How to Change a Company’s Articles of Association: A quick guide under English law

Changing the articles of association of a company registered in England & Wales involves several steps and must comply with specific legal requirements. The articles of association form the company’s constitution and outline the rules for running the company’s internal affairs. This guide provides a step-by-step approach to help you navigate the process of changing your company's articles of association under English law.

Understanding Articles of Association

The articles of association are a company's internal rulebook. They dictate how the company is governed and detail the responsibilities of directors, the handling of shares, the rights of shareholders, and the conduct of general meetings, among other things. Companies can use the Model Articles provided by the Companies Act 2006 or draft their own bespoke articles to better suit their specific needs.

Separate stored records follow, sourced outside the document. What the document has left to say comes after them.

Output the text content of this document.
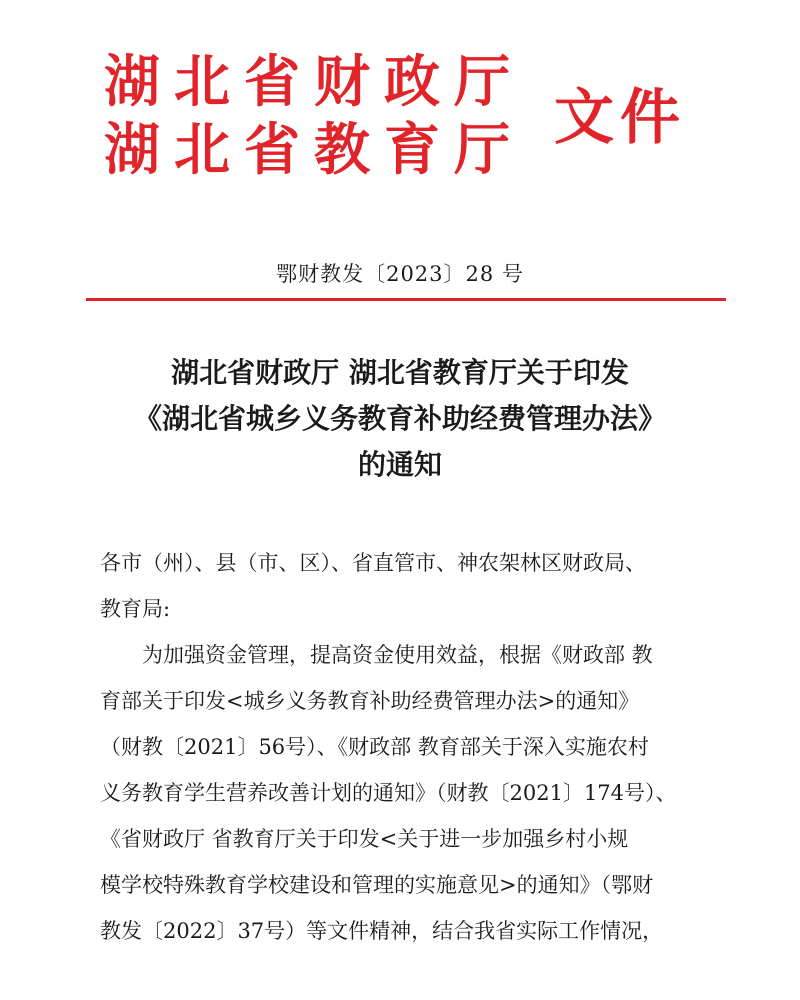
湖北省财政厅
湖北省教育厅 文件
鄂财教发〔2023〕28 号
湖北省财政厅 湖北省教育厅关于印发
《湖北省城乡义务教育补助经费管理办法》
的通知

各市（州）、县（市、区）、省直管市、神农架林区财政局、

教育局:

为加强资金管理，提高资金使用效益，根据《财政部 教

育部关于印发<城乡义务教育补助经费管理办法>的通知》

（财教〔2021〕56号）、《财政部 教育部关于深入实施农村

义务教育学生营养改善计划的通知》（财教〔2021〕174号）、

《省财政厅 省教育厅关于印发<关于进一步加强乡村小规

模学校特殊教育学校建设和管理的实施意见>的通知》（鄂财

教发〔2022〕37号）等文件精神，结合我省实际工作情况，
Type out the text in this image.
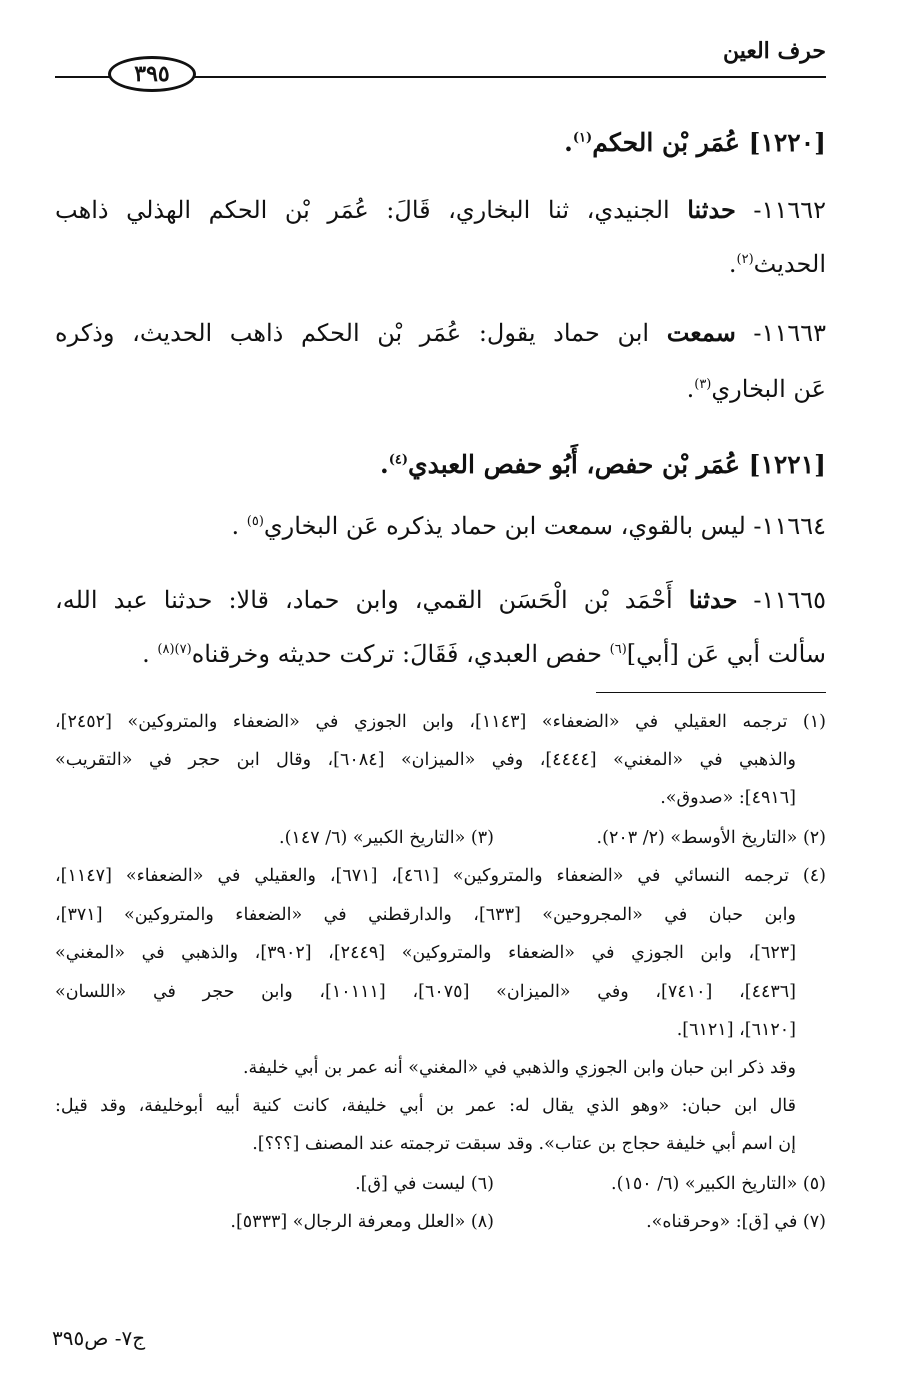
حرف العين
٣٩٥
[١٢٢٠] عُمَر بْن الحكم$^{(١)}$.
١١٦٦٢- حدثنا الجنيدي، ثنا البخاري، قَالَ: عُمَر بْن الحكم الهذلي ذاهب
الحديث$^{(٢)}$.
١١٦٦٣- سمعت ابن حماد يقول: عُمَر بْن الحكم ذاهب الحديث، وذكره
عَن البخاري$^{(٣)}$.
[١٢٢١] عُمَر بْن حفص، أَبُو حفص العبدي$^{(٤)}$.
١١٦٦٤- ليس بالقوي، سمعت ابن حماد يذكره عَن البخاري$^{(٥)}$ .
١١٦٦٥- حدثنا أَحْمَد بْن الْحَسَن القمي، وابن حماد، قالا: حدثنا عبد الله،
سألت أبي عَن [أبي]$^{(٦)}$ حفص العبدي، فَقَالَ: تركت حديثه وخرقناه$^{(٧)(٨)}$ .
(١) ترجمه العقيلي في «الضعفاء» [١١٤٣]، وابن الجوزي في «الضعفاء والمتروكين» [٢٤٥٢]،
والذهبي في «المغني» [٤٤٤٤]، وفي «الميزان» [٦٠٨٤]، وقال ابن حجر في «التقريب»
[٤٩١٦]: «صدوق».
(٢) «التاريخ الأوسط» (٢/ ٢٠٣).
(٣) «التاريخ الكبير» (٦/ ١٤٧).
(٤) ترجمه النسائي في «الضعفاء والمتروكين» [٤٦١]، [٦٧١]، والعقيلي في «الضعفاء» [١١٤٧]،
وابن حبان في «المجروحين» [٦٣٣]، والدارقطني في «الضعفاء والمتروكين» [٣٧١]،
[٦٢٣]، وابن الجوزي في «الضعفاء والمتروكين» [٢٤٤٩]، [٣٩٠٢]، والذهبي في «المغني»
[٤٤٣٦]، [٧٤١٠]، وفي «الميزان» [٦٠٧٥]، [١٠١١١]، وابن حجر في «اللسان»
[٦١٢٠]، [٦١٢١].
وقد ذكر ابن حبان وابن الجوزي والذهبي في «المغني» أنه عمر بن أبي خليفة.
قال ابن حبان: «وهو الذي يقال له: عمر بن أبي خليفة، كانت كنية أبيه أبوخليفة، وقد قيل:
إن اسم أبي خليفة حجاج بن عتاب». وقد سبقت ترجمته عند المصنف [؟؟؟].
(٥) «التاريخ الكبير» (٦/ ١٥٠).
(٦) ليست في [ق].
(٧) في [ق]: «وحرقناه».
(٨) «العلل ومعرفة الرجال» [٥٣٣٣].
ج٧- ص٣٩٥
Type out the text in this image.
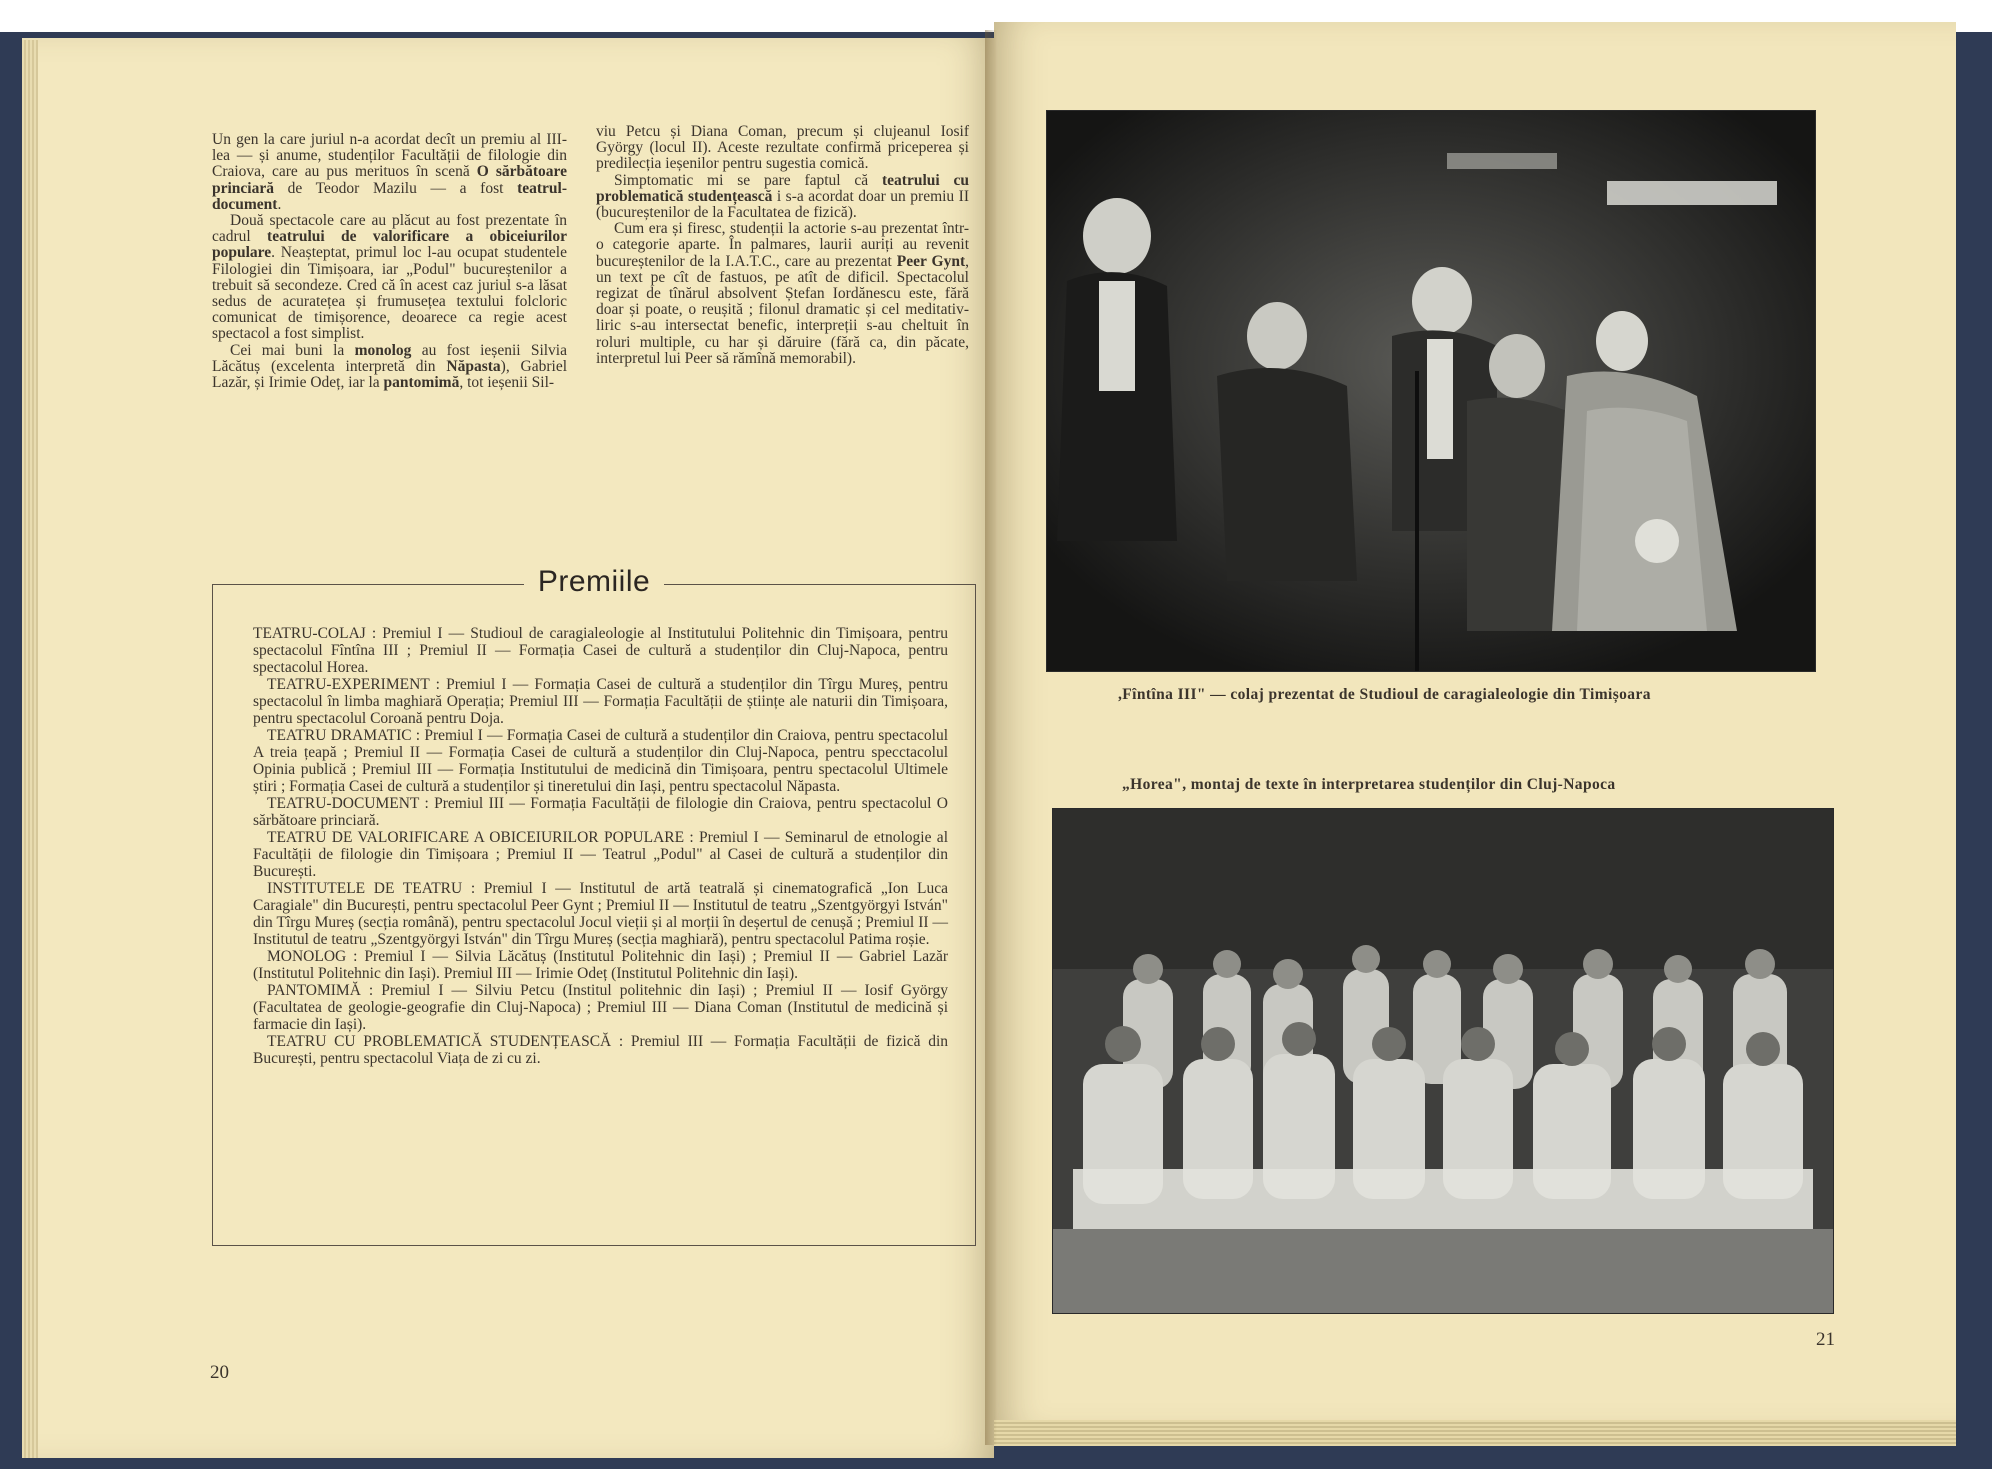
Un gen la care juriul n-a acordat decît un premiu al III-lea — și anume, studenților Facultății de filologie din Craiova, care au pus merituos în scenă O sărbătoare princiară de Teodor Mazilu — a fost teatrul-document.

Două spectacole care au plăcut au fost prezentate în cadrul teatrului de valorificare a obiceiurilor populare. Neașteptat, primul loc l-au ocupat studentele Filologiei din Timișoara, iar „Podul" bucureștenilor a trebuit să secondeze. Cred că în acest caz juriul s-a lăsat sedus de acuratețea și frumusețea textului folcloric comunicat de timișorence, deoarece ca regie acest spectacol a fost simplist.

Cei mai buni la monolog au fost ieșenii Silvia Lăcătuș (excelenta interpretă din Năpasta), Gabriel Lazăr, și Irimie Odeț, iar la pantomimă, tot ieșenii Sil-

viu Petcu și Diana Coman, precum și clujeanul Iosif György (locul II). Aceste rezultate confirmă priceperea și predilecția ieșenilor pentru sugestia comică.

Simptomatic mi se pare faptul că teatrului cu problematică studențească i s-a acordat doar un premiu II (bucureștenilor de la Facultatea de fizică).

Cum era și firesc, studenții la actorie s-au prezentat într-o categorie aparte. În palmares, laurii auriți au revenit bucureștenilor de la I.A.T.C., care au prezentat Peer Gynt, un text pe cît de fastuos, pe atît de dificil. Spectacolul regizat de tînărul absolvent Ștefan Iordănescu este, fără doar și poate, o reușită ; filonul dramatic și cel meditativ-liric s-au intersectat benefic, interpreții s-au cheltuit în roluri multiple, cu har și dăruire (fără ca, din păcate, interpretul lui Peer să rămînă memorabil).

Premiile

TEATRU-COLAJ : Premiul I — Studioul de caragialeologie al Institutului Politehnic din Timișoara, pentru spectacolul Fîntîna III ; Premiul II — Formația Casei de cultură a studenților din Cluj-Napoca, pentru spectacolul Horea.

TEATRU-EXPERIMENT : Premiul I — Formația Casei de cultură a studenților din Tîrgu Mureș, pentru spectacolul în limba maghiară Operația; Premiul III — Formația Facultății de științe ale naturii din Timișoara, pentru spectacolul Coroană pentru Doja.

TEATRU DRAMATIC : Premiul I — Formația Casei de cultură a studenților din Craiova, pentru spectacolul A treia țeapă ; Premiul II — Formația Casei de cultură a studenților din Cluj-Napoca, pentru specctacolul Opinia publică ; Premiul III — Formația Institutului de medicină din Timișoara, pentru spectacolul Ultimele știri ; Formația Casei de cultură a studenților și tineretului din Iași, pentru spectacolul Năpasta.

TEATRU-DOCUMENT : Premiul III — Formația Facultății de filologie din Craiova, pentru spectacolul O sărbătoare princiară.

TEATRU DE VALORIFICARE A OBICEIURILOR POPULARE : Premiul I — Seminarul de etnologie al Facultății de filologie din Timișoara ; Premiul II — Teatrul „Podul" al Casei de cultură a studenților din București.

INSTITUTELE DE TEATRU : Premiul I — Institutul de artă teatrală și cinematografică „Ion Luca Caragiale" din București, pentru spectacolul Peer Gynt ; Premiul II — Institutul de teatru „Szentgyörgyi István" din Tîrgu Mureș (secția română), pentru spectacolul Jocul vieții și al morții în deșertul de cenușă ; Premiul II — Institutul de teatru „Szentgyörgyi István" din Tîrgu Mureș (secția maghiară), pentru spectacolul Patima roșie.

MONOLOG : Premiul I — Silvia Lăcătuș (Institutul Politehnic din Iași) ; Premiul II — Gabriel Lazăr (Institutul Politehnic din Iași). Premiul III — Irimie Odeț (Institutul Politehnic din Iași).

PANTOMIMĂ : Premiul I — Silviu Petcu (Institul politehnic din Iași) ; Premiul II — Iosif György (Facultatea de geologie-geografie din Cluj-Napoca) ; Premiul III — Diana Coman (Institutul de medicină și farmacie din Iași).

TEATRU CU PROBLEMATICĂ STUDENȚEASCĂ : Premiul III — Formația Facultății de fizică din București, pentru spectacolul Viața de zi cu zi.

20
,Fîntîna III" — colaj prezentat de Studioul de caragialeologie din Timișoara
„Horea", montaj de texte în interpretarea studenților din Cluj-Napoca
21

Reasons for Changing Articles of Association

There are various reasons why a company might need to change its articles, including:

  1. Adapting to Changes in Legislation: To ensure compliance with updated laws and regulations.
  2. Company Growth and Evolution: To accommodate changes in business structure, such as expanding the board of directors.
  3. Operational Efficiency: To streamline governance procedures or introduce new share classes.
  4. Investor Requirements: To meet conditions set by new investors or stakeholders.

Legal Requirements for Amending Articles

To change the articles of association, a company must follow the procedures set out in the Companies Act 2006. Here are the key steps:

  1. Drafting the Amendments: The exact wording of the amendments must be carefully drafted. This might require legal expertise to ensure the new articles are clear, lawful, and effective.
  2. Board Resolution: The process typically begins with a board meeting where the directors propose the amendments. A resolution is passed to convene a general meeting of the shareholders to discuss and approve the proposed changes.
  3. Shareholder Approval: The proposed amendments must be approved by a special resolution of the shareholders. This requires a majority of at least 75% of the votes cast at a general meeting. The notice period for calling a general meeting is usually 14 days, unless the articles specify a longer period. However, most small private companies will proceed by way of a written resolution of the shareholders, rather than calling a general meeting.
  4. Filing with Companies House: Once the special resolution is passed, the company must file the amended articles with Companies House. This must be done within 15 days of the resolution being passed. The documents required include:
    - A copy of the special resolution.
    - A copy of the amended articles.
    - Form CC02 (if the amendments involve any removal of a restriction to amend the company’s articles of association).
  5. Updating Company Records: Finally, the company’s statutory books and registers should be updated to reflect the changes. This ensures that all records are accurate and up to date.

Practical Considerations

  1. Legal Advice: Given the complexity and importance of the articles of association, you may wish to seek legal advice. Please contact me if you need help. The cost for amending a company’s articles of association will typically be £3,500 + VAT, assuming I am instructed by the company - as opposed to being instructed by an individual shareholder, where each shareholder is separately represented.
  2. Timing: Plan the timing of the changes carefully. Ensure there is adequate time to draft the amendments, call and hold the general meeting, and file the necessary documents with Companies House. The legal process of drafting changes and passing the written shareholder resolution will typically take a couple of weeks, plus whatever extra time the shareholders may take to discuss the changes internally.


Changing a company’s articles of association in England & Wales involves a well-defined legal process designed to ensure that such changes are made with proper authority of the shareholders and transparency as between the shareholders and directors. By following the steps outlined above, companies can successfully amend their articles to reflect their evolving needs and maintain compliance with the company law of England & Wales. By adhering to these guidelines, you can ensure that your company’s governance framework remains robust, adaptable, and aligned with its strategic objectives.